In the mid to late 1800s entire branches of original Greene County, Pennsylvania families headed west. Some may have stopped in Ohio or Missouri before finally heading west again–to the fertile lands of Iowa. Stephensons, Minors, Hartleys, and Keenans swept into the plains of Taylor County, along the south-central border with Missouri. And many of these western pioneers were related to my great-great-grandfolk, Marion and Mary Jane Minor. The Minor Family Album, then, is more than a photograph storage container; it is the recording of our country’s western migration, and its impact on this extended family.

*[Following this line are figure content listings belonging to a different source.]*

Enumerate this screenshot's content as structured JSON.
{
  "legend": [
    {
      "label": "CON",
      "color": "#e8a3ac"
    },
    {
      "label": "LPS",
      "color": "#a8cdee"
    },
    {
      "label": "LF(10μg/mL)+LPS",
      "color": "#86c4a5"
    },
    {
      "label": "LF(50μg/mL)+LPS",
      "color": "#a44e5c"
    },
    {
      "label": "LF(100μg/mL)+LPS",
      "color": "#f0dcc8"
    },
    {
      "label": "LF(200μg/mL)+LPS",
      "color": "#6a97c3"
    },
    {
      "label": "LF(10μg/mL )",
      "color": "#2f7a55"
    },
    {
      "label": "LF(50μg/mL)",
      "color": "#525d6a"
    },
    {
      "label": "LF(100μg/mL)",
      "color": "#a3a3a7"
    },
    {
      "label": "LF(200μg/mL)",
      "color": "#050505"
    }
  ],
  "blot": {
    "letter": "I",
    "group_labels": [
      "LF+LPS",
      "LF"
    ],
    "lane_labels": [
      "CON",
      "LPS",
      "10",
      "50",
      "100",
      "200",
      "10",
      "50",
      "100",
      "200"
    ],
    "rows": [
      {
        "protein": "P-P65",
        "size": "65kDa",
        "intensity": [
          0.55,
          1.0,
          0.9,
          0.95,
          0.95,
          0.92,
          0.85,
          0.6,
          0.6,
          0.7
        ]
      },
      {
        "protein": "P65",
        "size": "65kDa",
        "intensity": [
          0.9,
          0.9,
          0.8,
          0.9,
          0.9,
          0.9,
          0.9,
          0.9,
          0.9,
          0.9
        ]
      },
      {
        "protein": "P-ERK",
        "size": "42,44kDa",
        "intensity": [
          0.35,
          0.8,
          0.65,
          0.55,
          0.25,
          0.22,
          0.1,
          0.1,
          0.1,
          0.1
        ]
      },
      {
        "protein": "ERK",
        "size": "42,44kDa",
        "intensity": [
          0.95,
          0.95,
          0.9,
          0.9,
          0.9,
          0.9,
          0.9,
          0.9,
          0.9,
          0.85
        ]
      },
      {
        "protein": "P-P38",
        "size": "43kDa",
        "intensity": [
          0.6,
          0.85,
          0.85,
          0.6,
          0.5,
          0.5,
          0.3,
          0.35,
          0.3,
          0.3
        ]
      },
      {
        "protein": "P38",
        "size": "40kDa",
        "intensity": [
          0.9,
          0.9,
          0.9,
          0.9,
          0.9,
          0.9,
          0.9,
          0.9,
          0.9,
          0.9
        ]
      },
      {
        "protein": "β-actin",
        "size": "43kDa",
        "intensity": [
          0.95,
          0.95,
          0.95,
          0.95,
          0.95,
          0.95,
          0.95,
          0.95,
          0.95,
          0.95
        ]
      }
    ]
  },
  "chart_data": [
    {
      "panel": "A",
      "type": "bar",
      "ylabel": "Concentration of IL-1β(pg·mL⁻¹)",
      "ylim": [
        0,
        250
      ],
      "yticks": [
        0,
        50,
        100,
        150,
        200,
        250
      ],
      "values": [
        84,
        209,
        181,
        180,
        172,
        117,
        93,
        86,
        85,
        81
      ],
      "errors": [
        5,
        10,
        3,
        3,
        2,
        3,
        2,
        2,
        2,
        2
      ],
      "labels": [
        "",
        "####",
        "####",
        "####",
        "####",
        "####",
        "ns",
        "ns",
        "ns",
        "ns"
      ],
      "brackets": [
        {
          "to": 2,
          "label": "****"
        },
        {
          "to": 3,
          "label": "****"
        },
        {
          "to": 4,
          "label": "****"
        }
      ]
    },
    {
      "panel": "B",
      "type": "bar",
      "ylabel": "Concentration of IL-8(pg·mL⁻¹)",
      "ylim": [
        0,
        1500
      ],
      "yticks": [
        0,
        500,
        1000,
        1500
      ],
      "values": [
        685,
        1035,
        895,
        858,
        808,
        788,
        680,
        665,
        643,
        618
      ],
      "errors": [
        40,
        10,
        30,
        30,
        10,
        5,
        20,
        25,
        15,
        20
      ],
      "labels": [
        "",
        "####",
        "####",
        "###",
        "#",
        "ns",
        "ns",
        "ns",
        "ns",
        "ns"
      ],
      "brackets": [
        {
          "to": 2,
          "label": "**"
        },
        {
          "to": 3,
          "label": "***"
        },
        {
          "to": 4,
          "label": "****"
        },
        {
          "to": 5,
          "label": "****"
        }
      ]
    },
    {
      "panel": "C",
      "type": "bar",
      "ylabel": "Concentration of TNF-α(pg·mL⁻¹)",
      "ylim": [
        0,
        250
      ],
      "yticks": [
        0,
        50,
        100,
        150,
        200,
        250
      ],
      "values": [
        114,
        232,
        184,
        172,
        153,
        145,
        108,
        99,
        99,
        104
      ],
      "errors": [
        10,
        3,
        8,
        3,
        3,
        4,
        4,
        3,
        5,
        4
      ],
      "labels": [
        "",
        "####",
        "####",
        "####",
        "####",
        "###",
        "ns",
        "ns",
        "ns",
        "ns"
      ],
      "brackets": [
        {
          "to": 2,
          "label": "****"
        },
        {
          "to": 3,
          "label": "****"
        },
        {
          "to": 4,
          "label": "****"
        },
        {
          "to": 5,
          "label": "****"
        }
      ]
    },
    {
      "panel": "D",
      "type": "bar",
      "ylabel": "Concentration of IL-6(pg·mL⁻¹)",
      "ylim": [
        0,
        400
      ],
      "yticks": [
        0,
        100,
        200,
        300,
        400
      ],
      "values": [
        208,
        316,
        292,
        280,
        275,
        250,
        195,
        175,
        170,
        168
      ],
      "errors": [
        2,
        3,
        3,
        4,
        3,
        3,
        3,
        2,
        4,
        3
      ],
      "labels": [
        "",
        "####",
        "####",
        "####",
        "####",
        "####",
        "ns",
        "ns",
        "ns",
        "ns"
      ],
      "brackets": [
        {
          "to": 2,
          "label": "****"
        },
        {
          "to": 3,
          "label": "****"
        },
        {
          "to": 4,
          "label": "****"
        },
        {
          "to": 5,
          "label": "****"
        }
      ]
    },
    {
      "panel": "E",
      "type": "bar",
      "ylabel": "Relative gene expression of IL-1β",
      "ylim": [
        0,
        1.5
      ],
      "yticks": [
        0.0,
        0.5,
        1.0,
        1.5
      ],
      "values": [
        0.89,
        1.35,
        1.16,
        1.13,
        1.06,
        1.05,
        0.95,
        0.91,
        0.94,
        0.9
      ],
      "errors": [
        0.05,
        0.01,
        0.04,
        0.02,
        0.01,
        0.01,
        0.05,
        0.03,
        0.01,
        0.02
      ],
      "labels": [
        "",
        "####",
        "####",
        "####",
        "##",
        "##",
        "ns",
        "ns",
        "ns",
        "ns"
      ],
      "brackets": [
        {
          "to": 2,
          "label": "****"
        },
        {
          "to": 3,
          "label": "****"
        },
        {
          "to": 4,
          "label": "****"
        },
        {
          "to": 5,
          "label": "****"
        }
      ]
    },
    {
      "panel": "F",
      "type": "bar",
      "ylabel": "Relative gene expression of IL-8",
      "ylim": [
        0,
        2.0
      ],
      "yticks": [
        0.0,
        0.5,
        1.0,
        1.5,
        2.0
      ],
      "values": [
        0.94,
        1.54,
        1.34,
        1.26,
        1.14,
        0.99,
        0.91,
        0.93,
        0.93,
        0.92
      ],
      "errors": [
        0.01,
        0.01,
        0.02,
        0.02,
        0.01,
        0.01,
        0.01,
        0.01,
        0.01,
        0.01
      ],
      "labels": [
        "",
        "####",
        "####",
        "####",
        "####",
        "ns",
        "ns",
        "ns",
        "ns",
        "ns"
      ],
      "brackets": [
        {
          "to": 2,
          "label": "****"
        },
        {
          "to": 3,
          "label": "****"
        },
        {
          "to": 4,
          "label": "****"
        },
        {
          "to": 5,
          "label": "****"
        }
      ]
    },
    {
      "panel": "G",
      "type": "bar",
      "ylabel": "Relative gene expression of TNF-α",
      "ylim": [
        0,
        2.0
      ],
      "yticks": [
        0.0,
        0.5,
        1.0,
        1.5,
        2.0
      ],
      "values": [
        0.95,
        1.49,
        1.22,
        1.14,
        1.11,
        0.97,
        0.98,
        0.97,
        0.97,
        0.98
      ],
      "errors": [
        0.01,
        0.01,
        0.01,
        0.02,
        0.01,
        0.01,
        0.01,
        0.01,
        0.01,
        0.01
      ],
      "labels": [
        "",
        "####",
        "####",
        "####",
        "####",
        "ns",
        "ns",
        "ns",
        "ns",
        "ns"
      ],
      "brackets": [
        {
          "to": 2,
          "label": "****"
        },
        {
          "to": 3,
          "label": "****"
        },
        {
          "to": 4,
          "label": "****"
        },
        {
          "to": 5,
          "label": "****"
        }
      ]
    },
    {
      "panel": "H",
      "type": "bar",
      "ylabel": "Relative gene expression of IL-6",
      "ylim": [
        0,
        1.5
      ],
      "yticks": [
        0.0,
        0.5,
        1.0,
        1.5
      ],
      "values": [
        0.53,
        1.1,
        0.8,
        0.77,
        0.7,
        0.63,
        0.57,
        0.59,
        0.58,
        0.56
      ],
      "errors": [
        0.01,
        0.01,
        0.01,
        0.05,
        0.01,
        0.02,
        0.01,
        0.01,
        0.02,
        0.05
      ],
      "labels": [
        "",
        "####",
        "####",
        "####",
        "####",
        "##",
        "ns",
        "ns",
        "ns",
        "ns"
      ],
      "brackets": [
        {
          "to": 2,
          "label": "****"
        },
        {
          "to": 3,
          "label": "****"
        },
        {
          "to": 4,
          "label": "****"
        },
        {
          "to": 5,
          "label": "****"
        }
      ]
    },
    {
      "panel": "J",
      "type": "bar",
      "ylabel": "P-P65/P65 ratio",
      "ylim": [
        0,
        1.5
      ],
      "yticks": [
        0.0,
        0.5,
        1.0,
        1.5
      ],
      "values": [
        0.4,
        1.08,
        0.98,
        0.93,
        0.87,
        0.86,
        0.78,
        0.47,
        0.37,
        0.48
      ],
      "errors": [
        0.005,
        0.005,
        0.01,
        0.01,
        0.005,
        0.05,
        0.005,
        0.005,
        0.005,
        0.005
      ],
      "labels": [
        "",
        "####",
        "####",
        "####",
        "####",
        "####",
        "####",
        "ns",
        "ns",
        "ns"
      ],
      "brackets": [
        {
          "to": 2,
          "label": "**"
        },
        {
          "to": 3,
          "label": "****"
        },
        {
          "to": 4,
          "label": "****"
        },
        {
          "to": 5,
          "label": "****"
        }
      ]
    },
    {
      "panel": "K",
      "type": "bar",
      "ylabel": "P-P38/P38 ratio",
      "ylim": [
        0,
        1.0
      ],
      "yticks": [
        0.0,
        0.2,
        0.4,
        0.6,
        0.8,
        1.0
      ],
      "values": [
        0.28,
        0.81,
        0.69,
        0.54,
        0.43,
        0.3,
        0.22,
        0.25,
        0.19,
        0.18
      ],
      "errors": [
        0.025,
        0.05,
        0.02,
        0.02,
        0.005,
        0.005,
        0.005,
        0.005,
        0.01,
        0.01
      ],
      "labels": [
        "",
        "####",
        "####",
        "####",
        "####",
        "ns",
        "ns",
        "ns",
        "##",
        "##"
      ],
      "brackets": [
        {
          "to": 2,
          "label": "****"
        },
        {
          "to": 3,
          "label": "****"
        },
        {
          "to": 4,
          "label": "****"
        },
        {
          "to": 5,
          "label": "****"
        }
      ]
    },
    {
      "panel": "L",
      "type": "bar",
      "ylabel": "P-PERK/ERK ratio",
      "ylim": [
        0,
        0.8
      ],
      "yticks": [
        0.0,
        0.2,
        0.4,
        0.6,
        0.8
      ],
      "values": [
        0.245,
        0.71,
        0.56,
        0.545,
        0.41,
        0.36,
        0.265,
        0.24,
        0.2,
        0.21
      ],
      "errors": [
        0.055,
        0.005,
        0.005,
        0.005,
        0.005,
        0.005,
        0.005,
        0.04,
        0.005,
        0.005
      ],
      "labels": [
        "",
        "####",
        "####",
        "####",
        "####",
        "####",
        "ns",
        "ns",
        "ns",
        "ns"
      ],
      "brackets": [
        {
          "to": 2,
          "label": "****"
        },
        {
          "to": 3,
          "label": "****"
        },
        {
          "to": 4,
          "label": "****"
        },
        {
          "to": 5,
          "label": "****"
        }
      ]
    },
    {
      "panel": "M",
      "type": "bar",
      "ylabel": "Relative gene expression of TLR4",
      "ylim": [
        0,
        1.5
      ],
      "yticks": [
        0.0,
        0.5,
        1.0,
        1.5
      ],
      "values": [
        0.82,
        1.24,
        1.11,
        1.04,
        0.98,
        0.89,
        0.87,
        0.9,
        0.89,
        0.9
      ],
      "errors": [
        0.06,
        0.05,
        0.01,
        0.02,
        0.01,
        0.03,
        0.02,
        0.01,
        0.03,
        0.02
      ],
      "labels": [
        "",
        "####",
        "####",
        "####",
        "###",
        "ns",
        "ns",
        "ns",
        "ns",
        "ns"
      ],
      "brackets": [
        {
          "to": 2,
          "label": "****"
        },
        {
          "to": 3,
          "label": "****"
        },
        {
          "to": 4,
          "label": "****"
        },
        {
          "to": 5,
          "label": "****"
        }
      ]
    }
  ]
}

Page eleven, for instance, tells the story of Jesse Minor (1853-1926) and his wife, Olive Independence Sims (1860-1909). Jesse grew up next door to Marion and Mary Jane, the son of Marion’s brother, Samuel. The young farmer left the Minor-studded hills of Ceylon Road when he was just twenty-three, found a wife in Missouri, and settled on land just south of Mormontown (Blockton), Taylor County, Iowa. At the time of this portrait, Jesse and Olive were tightly integrated into the agrarian communities by faith, farming, and family. Cousin John P. Keenan farmed acres just north of Jesse, and brother John P. Minor lived just to the south. To the east, just over the Ringgold County line, lived Keenan’s sister, Hannah Hartley, and Minor cousin, John and Mary Stephenson.
Jesse is shown in this photo sitting in the only chair, a Victorian reference to his status as head of household, and his son, Joseph Carl “Jed”, is balanced on his dad’s crossed legs. Olive sits primly to Jesse’s side, her hands folded in her lap. Their tween daughter, Della May, stands beside her mother, her hand draped on her father’s chair. The group is well dressed, facing the camera with confident, happy eyes. Fourteen years after leaving southwestern Pennsylvania, little Jesse Minor has firmly established himself as a successful farmer, stock buyer, husband, father, and community member. This image captured his contentment and pride more completely than any letter’s words, and was saved, ever a reminder that family ties endure, even if Taylor is the new Greene.